It’s November and word counts and madly typing writers have consumed the internet. As I watch the madness, I’ve had this feeling that I’m sitting on the sidelines. Somehow, I’m less productive, less speedy, less than the writers who pound out 1,000 wpm. That’s not being fair to myself, though.
I’m not a speed demon. That’s not a judgment on those who participate in Nano and do well with it. My hat’s off to the participants. But – you knew the “but” was coming, right? – that’s not me or my writing style.
I’m a thoughtful writer. I think about my sentences and my story structure and the emotional arc of my characters. I plan my setting to add to the mood of any given scene. I consider my theme and how it can be layered into my story in subtle ways through a conversation here or a description there. I can’t accomplish all of this – and well – if my focus is on reaching the challenging daily word count required to complete Nano. In fact, the crushing guilt I feel when I fail an unrealistic (for me) word count goal only makes it harder to write.
I think Nano sounds amazing on paper. I love the planning stage leading up to it. I love all the excitement people have around it. I love the sense of accomplishment so many writers have as they participate. The idea of shutting off an internal editor sounds amazing and freeing, but not for me.
Sometimes I wish I could be that faster writer who can churn a book a month, but that’s like wishing I was Julia Roberts. When I sit at my keyboard, the experience of writing isn’t just about my fingers on the keys. A lot of it happens in my heart and in my head. I need time and space to let that happen. My stories wouldn’t be my stories if I crammed them like I did studying for final exams. So while I wish everyone participating the best of luck, NanoWriMo isn’t for me.
5 Responses to "Why NanoWriMo Isn’t For Me"
on November 11, 2010 | to this post
It’s not for me either.
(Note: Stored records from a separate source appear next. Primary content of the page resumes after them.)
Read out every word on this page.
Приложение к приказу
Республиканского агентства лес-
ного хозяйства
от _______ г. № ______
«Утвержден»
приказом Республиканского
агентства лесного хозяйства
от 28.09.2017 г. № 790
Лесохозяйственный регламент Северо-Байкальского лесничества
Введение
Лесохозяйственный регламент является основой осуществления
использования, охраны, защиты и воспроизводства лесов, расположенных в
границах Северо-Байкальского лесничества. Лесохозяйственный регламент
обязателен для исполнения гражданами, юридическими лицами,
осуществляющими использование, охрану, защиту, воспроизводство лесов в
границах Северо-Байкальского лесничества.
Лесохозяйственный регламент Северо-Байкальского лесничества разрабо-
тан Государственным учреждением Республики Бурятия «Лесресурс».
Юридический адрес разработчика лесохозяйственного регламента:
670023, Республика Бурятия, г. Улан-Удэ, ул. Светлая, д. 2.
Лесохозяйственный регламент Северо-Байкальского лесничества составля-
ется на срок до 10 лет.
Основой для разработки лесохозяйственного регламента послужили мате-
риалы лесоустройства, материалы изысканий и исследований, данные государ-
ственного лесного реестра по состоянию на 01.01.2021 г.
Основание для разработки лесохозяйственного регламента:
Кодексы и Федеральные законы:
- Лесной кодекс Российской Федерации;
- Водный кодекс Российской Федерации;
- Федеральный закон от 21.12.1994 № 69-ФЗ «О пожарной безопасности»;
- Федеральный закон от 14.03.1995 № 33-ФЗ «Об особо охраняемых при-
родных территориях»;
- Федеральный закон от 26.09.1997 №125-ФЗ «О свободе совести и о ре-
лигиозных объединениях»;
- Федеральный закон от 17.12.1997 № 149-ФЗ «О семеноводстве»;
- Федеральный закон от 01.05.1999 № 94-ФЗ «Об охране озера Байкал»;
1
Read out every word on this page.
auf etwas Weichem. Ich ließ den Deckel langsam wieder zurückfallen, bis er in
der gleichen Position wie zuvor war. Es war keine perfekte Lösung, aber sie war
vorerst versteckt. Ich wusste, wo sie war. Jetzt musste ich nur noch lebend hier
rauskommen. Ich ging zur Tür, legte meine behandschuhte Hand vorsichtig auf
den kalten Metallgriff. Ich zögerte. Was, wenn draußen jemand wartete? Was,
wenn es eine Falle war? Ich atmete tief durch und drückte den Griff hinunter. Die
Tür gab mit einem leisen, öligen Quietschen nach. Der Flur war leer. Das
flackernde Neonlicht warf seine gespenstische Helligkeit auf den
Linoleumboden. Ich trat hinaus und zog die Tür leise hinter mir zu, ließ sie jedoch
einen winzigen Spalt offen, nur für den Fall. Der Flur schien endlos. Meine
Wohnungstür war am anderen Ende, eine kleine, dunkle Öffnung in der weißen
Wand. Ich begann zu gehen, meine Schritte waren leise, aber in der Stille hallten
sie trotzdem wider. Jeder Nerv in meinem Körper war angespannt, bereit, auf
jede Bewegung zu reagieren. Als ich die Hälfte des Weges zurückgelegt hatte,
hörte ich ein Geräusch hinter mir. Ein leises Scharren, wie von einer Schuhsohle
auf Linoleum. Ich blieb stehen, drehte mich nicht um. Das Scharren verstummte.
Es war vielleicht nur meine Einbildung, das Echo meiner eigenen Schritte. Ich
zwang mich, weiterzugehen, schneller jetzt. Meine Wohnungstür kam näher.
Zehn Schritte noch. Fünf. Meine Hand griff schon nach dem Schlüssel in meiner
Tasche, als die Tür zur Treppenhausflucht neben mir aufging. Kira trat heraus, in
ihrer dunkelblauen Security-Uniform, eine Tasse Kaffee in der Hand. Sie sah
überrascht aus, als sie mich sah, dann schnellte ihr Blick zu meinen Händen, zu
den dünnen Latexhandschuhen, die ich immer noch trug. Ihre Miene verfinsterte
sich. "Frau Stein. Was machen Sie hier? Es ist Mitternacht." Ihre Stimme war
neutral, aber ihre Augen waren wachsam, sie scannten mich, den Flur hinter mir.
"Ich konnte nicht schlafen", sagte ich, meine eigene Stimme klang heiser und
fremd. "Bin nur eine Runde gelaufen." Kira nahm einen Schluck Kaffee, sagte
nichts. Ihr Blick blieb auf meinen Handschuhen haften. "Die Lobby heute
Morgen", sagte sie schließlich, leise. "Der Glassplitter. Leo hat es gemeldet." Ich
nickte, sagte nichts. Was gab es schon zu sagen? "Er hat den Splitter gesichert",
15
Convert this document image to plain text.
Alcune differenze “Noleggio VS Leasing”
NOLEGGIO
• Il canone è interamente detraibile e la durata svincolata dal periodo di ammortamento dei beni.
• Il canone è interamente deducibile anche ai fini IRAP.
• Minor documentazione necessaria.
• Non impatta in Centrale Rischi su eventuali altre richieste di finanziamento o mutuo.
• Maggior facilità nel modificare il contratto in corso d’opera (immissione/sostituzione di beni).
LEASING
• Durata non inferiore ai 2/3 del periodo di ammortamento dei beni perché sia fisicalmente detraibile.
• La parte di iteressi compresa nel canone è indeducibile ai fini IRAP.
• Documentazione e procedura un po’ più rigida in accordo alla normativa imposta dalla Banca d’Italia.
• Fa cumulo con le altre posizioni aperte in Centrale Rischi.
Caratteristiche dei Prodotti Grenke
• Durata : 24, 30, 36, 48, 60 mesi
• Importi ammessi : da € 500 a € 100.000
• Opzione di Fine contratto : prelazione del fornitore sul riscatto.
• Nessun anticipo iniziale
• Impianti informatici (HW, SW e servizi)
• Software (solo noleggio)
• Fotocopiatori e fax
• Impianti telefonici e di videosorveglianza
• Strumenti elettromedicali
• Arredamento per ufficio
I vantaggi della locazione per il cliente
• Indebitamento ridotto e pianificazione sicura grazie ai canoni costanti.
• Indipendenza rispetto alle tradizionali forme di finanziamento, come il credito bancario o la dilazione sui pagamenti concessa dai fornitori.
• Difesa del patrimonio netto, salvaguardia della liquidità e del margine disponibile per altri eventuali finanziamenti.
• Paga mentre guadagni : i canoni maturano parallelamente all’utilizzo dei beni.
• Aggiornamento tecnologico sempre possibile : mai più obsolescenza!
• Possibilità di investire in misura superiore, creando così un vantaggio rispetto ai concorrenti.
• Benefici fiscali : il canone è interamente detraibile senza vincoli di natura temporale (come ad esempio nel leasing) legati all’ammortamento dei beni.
I think I’m at a place where I need to pay the most attention to my writing and I wouldn’t have the time to really do that with NaNo. I too wish everyone the best of luck and who knows, maybe one day I will feel comfortable and I’ll do it then.
on November 11, 2010 | to this post
Yeah, I’m with you. It does sound fun and I’m all for giving a new process a whirl…there’s always something to learn. But November is not a good month…too much football to watch!
on November 12, 2010 | to this post
I do think Nano is wonderful for those who have always wanted to write a novel, but anxiety keeps them from doing so. I think it can be a freeing experience, but I’ve had friends who have tried to take their Nano novel and edit it. Yikes. I feel better going slower, as well.
Plus, I can only write if a. hubby is home, or b. the toddler is in bed. Since November is high school winter tournament season, it’s a miracle if I ever see my husband, the band director. Nano is doomed to never really work for me.
on November 12, 2010 | to this post
This post made me feel much better about the fact that I don’t participate. I’ve wavered at times, wondering if I should do it, since one hears so much about it. I think it’s probably good for someone who hasn’t completed a rough draft yet of a large project. It probably jump starts them. But I worry that it would take time away from projects I’m already working on. I don’t think NaNoWriMo is for me, either.
on November 12, 2010 | to this post
I love Nano. I love the momentum and the support of the forums. I love the whole butt-in-chair philosophy, and it’s taught me how to be a better writer, that it’s okay to write a little bit of crap now and again.
It’s liberating.
That having been said, there are years I can’t do it, as much as I want to. This year, I’ve got my first workshop packet to put together for VCFA, and I want to send something awesome. I also want to start querying early next year, which requires an insane amount of revision on SPITFIRE.
But Nano will always have a place in my heart, even if I never do it again.